Im Norden trennt uns die Umgehungsstraße vom Zentrum. Sie ist ringförmig angelegt, und auf ihr sind tagaus, tagein die unterschiedlichsten Gestalten unterwegs. Da hasten Leute mit Laptoprucksäcken ins Büro, die zuweilen aussehen, als wären sie lieber woanders oder als stellten sie sich gar die Frage: »Wer zwingt mich eigentlich dazu?« Keine Wahl zu haben, kann auch eine Erleichterung sein, denn sobald man glaubt, man sei der Schöpfer seines eigenen Schicksals, wird alles zum Kampf: Verliert man, hat man persönlich versagt. Menschen wie sie würde ich am liebsten in den Arm nehmen und zu ihnen sagen: Bei dem Thema kenne ich mich aus.
Dann sind da noch die, die sich den ganzen Tag auf der Ringstraße aufhalten und Tüten und Taschen aller Arten mit sich herumschleppen, in denen sich ihr ganzes Leben befindet, weil sie kein Zuhause mehr haben. Menschen, die erst hineingesaugt wurden in die Großstadt, um anschließend von ihr wieder ausgespuckt zu werden. Sie sind einsam und schemenhaft wie Gespenster und haben immer eine Geschichte zu erzählen. Das weiß ich von Angelina, denn sie nimmt sich die Zeit, ihnen zuzuhören, wenn sie im Il Nulla, ihrer Imbissbar, auftauchen. Zumindest eine Möglichkeit, ihnen ihre Existenz wiederzugeben. Ich habe Angelina einmal darauf angesprochen, und sie hat mir recht gegeben.
Manchmal, wenn mir einen ganzen Tag lang kein Mensch in die Augen schaut, frage ich mich, ob ich überhaupt noch auf der Welt bin. Wenn im Wald ein Baum umfällt und niemand das hört, macht er dann ein Geräusch? Ich glaube nicht: Die Welt kann nicht existieren, wenn es niemanden gibt, der sie wahrnimmt. Und auch wir existieren nur, wenn uns jemand ansieht, uns zuhört, erkennt, dass wir da sind. Nicht zuletzt aus diesem Grund schaue ich gern im Nulla vorbei, um Angelina zu helfen. Ich rede vielleicht nicht viel, aber ich höre zu und fühle mich so lebendig.

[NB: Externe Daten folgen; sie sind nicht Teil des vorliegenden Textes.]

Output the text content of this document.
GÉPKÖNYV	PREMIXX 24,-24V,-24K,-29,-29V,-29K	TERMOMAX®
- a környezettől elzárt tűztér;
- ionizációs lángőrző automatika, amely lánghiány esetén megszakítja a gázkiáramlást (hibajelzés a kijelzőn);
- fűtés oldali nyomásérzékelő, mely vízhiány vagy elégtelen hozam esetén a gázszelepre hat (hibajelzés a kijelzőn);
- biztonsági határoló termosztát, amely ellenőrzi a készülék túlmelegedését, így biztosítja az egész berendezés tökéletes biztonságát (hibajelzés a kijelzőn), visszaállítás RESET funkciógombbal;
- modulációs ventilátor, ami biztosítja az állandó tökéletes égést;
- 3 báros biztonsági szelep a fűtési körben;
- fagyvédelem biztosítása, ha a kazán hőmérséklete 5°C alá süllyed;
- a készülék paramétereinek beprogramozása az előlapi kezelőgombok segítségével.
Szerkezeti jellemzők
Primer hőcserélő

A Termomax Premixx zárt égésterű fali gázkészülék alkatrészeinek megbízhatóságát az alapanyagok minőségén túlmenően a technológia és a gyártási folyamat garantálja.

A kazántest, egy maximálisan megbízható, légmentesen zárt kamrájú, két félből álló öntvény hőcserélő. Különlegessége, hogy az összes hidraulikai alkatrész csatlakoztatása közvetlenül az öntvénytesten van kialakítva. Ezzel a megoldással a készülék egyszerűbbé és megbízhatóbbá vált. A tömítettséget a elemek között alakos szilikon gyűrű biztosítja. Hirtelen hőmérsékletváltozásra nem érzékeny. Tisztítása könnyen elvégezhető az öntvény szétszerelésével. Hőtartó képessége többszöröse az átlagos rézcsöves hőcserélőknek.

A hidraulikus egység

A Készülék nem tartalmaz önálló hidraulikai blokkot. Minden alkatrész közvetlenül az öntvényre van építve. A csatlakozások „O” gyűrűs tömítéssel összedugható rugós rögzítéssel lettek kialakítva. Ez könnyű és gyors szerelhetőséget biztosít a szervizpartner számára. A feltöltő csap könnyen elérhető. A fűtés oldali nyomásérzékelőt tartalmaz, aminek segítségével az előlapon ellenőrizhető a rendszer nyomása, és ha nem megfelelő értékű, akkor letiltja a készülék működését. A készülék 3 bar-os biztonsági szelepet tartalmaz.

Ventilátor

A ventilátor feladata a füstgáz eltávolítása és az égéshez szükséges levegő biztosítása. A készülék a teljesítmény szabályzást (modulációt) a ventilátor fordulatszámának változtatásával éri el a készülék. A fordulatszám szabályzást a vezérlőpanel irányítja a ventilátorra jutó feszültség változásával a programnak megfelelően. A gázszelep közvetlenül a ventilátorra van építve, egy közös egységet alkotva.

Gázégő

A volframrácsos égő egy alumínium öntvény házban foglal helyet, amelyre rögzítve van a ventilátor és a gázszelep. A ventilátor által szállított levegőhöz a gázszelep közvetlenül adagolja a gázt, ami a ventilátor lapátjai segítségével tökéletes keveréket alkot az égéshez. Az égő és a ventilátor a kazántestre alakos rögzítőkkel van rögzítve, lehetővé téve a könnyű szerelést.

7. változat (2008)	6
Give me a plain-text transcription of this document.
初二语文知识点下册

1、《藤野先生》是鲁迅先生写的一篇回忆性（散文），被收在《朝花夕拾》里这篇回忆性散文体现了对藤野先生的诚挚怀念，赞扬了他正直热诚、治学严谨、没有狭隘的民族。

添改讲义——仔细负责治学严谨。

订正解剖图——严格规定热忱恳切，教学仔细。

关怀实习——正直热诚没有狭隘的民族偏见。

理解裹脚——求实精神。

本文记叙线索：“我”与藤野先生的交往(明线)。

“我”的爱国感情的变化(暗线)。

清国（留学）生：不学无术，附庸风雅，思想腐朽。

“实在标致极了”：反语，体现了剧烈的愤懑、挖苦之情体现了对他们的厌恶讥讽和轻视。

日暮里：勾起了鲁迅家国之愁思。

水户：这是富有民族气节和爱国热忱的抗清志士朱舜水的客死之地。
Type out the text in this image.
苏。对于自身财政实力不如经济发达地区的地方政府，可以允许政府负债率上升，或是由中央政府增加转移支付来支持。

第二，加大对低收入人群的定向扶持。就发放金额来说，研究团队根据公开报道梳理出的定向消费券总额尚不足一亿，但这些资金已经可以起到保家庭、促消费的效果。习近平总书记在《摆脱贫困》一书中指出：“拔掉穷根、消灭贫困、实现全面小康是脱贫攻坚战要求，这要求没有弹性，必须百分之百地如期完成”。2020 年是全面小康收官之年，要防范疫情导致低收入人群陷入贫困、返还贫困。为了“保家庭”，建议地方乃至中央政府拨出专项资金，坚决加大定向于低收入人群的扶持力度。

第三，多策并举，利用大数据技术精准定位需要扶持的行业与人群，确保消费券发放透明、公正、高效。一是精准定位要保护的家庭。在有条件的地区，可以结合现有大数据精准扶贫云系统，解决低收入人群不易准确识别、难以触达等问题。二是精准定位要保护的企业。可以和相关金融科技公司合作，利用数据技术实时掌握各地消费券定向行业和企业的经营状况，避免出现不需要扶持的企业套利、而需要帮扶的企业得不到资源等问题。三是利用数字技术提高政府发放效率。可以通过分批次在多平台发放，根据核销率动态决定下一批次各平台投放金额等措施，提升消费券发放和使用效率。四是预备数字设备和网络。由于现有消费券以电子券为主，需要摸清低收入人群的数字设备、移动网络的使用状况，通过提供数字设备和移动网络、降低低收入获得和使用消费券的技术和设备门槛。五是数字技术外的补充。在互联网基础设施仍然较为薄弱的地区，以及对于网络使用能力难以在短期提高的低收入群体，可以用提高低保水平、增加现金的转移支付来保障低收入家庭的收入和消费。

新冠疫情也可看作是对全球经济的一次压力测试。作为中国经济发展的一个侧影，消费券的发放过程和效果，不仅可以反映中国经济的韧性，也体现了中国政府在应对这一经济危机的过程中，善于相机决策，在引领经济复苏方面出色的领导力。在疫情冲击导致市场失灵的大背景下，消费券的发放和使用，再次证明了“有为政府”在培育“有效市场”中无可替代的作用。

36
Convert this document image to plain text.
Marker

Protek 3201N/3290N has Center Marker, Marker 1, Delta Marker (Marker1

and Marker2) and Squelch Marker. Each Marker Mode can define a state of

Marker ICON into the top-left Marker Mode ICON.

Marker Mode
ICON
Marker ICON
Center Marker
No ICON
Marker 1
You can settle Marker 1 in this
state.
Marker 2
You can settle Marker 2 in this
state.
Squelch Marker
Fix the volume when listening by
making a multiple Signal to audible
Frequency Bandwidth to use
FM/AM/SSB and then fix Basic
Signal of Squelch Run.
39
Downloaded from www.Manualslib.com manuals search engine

Auf der vom Verkehr verstopften Ringstraße bewegen sich auch viele Menschen, die weder Fisch noch Fleisch sind, Raupen, die noch nicht wissen, ob sie sich in Schmetterlinge verwandeln werden. Wird auch in ihrem Blick eines Tages die Frage liegen: »Wer zwingt mich eigentlich dazu?« Werden sie ein Wägelchen mit all ihren Habseligkeiten hinter sich herziehen? Oder werden sie die Abende mit Blick auf die Skyline in einer Penthousewohnung im Stadtzentrum verbringen? Werden sie dorthin zurückkehren, woher sie gekommen sind? Werde ich ihnen auf dem Treppenabsatz wiederbegegnen?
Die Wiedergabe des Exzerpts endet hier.